The surprisingly layered performance of Nicholson as Costello is one of THE DEPARTED’s best features. I expected that Nicholson could pull off a mob boss in his sleep but he brings experience and the effects of time to the role. Like one would expect, one doesn’t become a mob boss from being a nice guy. Costello is evil right through. He finds amusement in how a body slumps over to the side instead of forward when he blows a bullet through the back of her head. He has grown accustomed to getting everything he wants, to having no one stand in his way. To some extent though, he has grown bored and complacent with this lifestyle. He knows of nothing else but knows that alternatives exist. He seems to live his life appreciative of his position but with regret, or at least an awareness, that he did not make other decisions. When he speaks of Costigan’s father as a guy who could have been a big boss if he wanted to but didn’t, the acknowledgment alone highlights the power of choice. When he tells Costigan that he should go back to school, it highlights his own choices.

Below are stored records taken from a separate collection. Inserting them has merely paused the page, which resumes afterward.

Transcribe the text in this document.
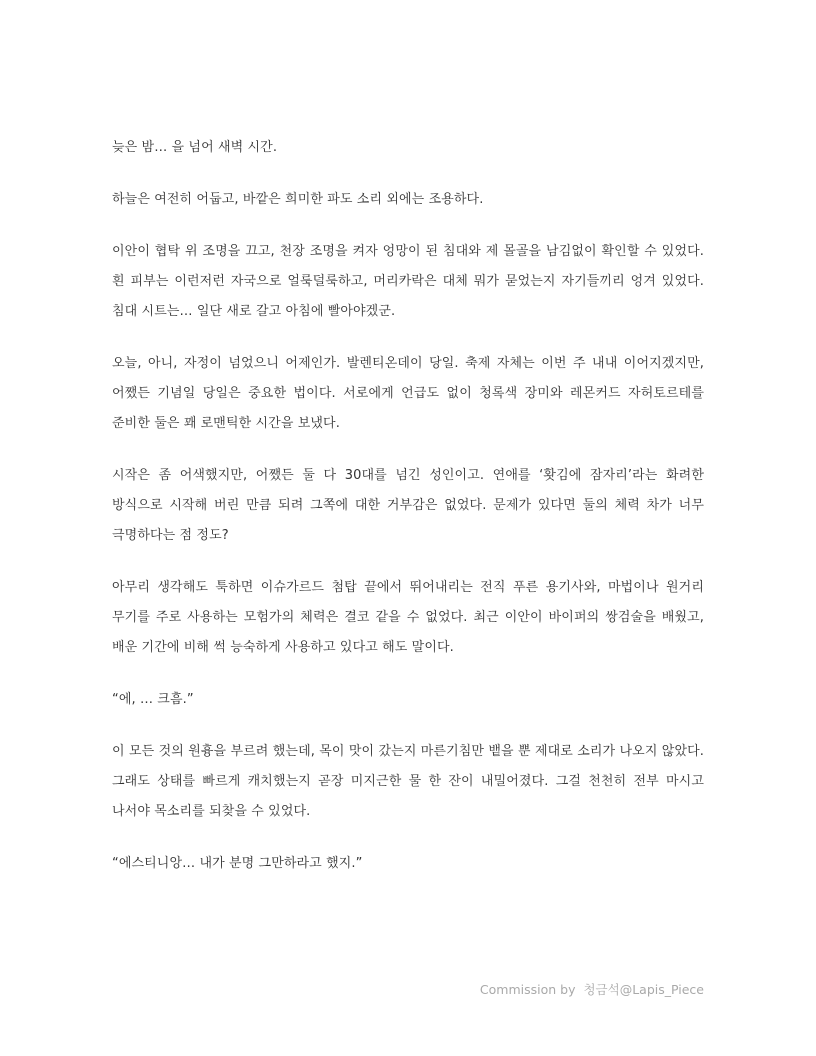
늦은 밤… 을 넘어 새벽 시간.

하늘은 여전히 어둡고, 바깥은 희미한 파도 소리 외에는 조용하다.

이안이 협탁 위 조명을 끄고, 천장 조명을 켜자 엉망이 된 침대와 제 몰골을 남김없이 확인할 수 있었다. 흰 피부는 이런저런 자국으로 얼룩덜룩하고, 머리카락은 대체 뭐가 묻었는지 자기들끼리 엉겨 있었다. 침대 시트는… 일단 새로 갈고 아침에 빨아야겠군.

오늘, 아니, 자정이 넘었으니 어제인가. 발렌티온데이 당일. 축제 자체는 이번 주 내내 이어지겠지만, 어쨌든 기념일 당일은 중요한 법이다. 서로에게 언급도 없이 청록색 장미와 레몬커드 자허토르테를 준비한 둘은 꽤 로맨틱한 시간을 보냈다.

시작은 좀 어색했지만, 어쨌든 둘 다 30대를 넘긴 성인이고. 연애를 ‘홧김에 잠자리’라는 화려한 방식으로 시작해 버린 만큼 되려 그쪽에 대한 거부감은 없었다. 문제가 있다면 둘의 체력 차가 너무 극명하다는 점 정도?

아무리 생각해도 툭하면 이슈가르드 첨탑 끝에서 뛰어내리는 전직 푸른 용기사와, 마법이나 원거리 무기를 주로 사용하는 모험가의 체력은 결코 같을 수 없었다. 최근 이안이 바이퍼의 쌍검술을 배웠고, 배운 기간에 비해 썩 능숙하게 사용하고 있다고 해도 말이다.

“에, … 크흠.”

이 모든 것의 원흉을 부르려 했는데, 목이 맛이 갔는지 마른기침만 뱉을 뿐 제대로 소리가 나오지 않았다. 그래도 상태를 빠르게 캐치했는지 곧장 미지근한 물 한 잔이 내밀어졌다. 그걸 천천히 전부 마시고 나서야 목소리를 되찾을 수 있었다.

“에스티니앙… 내가 분명 그만하라고 했지.”

Commission by 청금석@Lapis_Piece
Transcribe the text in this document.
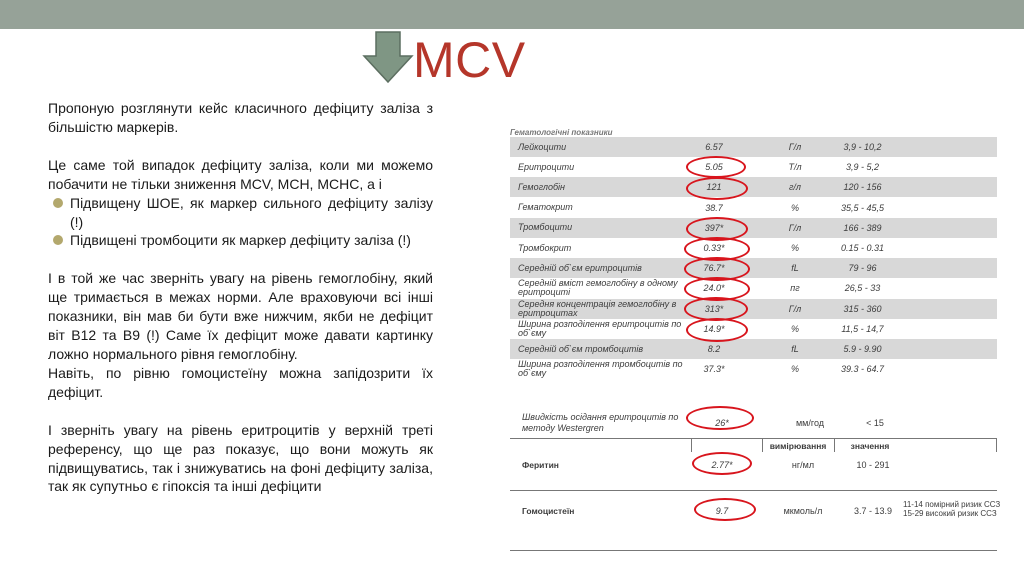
MCV

Пропоную розглянути кейс класичного дефіциту заліза з більшістю маркерів.

Це саме той випадок дефіциту заліза, коли ми можемо побачити не тільки зниження MCV, MCH, MCHC, а і

Підвищену ШОЕ, як маркер сильного дефіциту залізу (!)
Підвищені тромбоцити як маркер дефіциту заліза (!)

І в той же час зверніть увагу на рівень гемоглобіну, який ще тримається в межах норми. Але враховуючи всі інші показники, він мав би бути вже нижчим, якби не дефіцит віт В12 та В9 (!) Саме їх дефіцит може давати картинку ложно нормального рівня гемоглобіну.

Навіть, по рівню гомоцистеїну можна запідозрити їх дефіцит.

І зверніть увагу на рівень еритроцитів у верхній треті референсу, що ще раз показує, що вони можуть як підвищуватись, так і знижуватись на фоні дефіциту заліза, так як супутньо є гіпоксія та інші дефіцити

Гематологічні показники
Лейкоцити	6.57	Г/л	3,9 - 10,2
Еритроцити	5.05	Т/л	3,9 - 5,2
Гемоглобін	121	г/л	120 - 156
Гематокрит	38.7	%	35,5 - 45,5
Тромбоцити	397*	Г/л	166 - 389
Тромбокрит	0.33*	%	0.15 - 0.31
Середній об`єм еритроцитів	76.7*	fL	79 - 96
Середній вміст гемоглобіну в одному еритроциті	24.0*	пг	26,5 - 33
Середня концентрація гемоглобіну в еритроцитах	313*	Г/л	315 - 360
Ширина розподілення еритроцитів по об`єму	14.9*	%	11,5 - 14,7
Середній об`єм тромбоцитів	8.2	fL	5.9 - 9.90
Ширина розподілення тромбоцитів по об`єму	37.3*	%	39.3 - 64.7
Швидкість осідання еритроцитів по методу Westergren	26*	мм/год	< 15
вимірювання	значення
Феритин	2.77*	нг/мл	10 - 291
Гомоцистеїн	9.7	мкмоль/л	3.7 - 13.9
11-14 помірний ризик ССЗ 15-29 високий ризик ССЗ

Something Costello is fond of saying is that “No one gives it to you; you have to take it.” It is a mantra for Costello and it seems like one for Scorcese as well regarding his approach to this film. Scorcese’s command of THE DEPARTED can be felt in the composition of each shot, in the energy of the omnipresent soundtrack and the grasp of the subject matter. Like Costello, Scorcese has been coasting in recent years; the results have been passable, at times solid, but always tired. THE DEPARTED announces Scorcese’s return to making affirmative choices again, and the right one’s at that.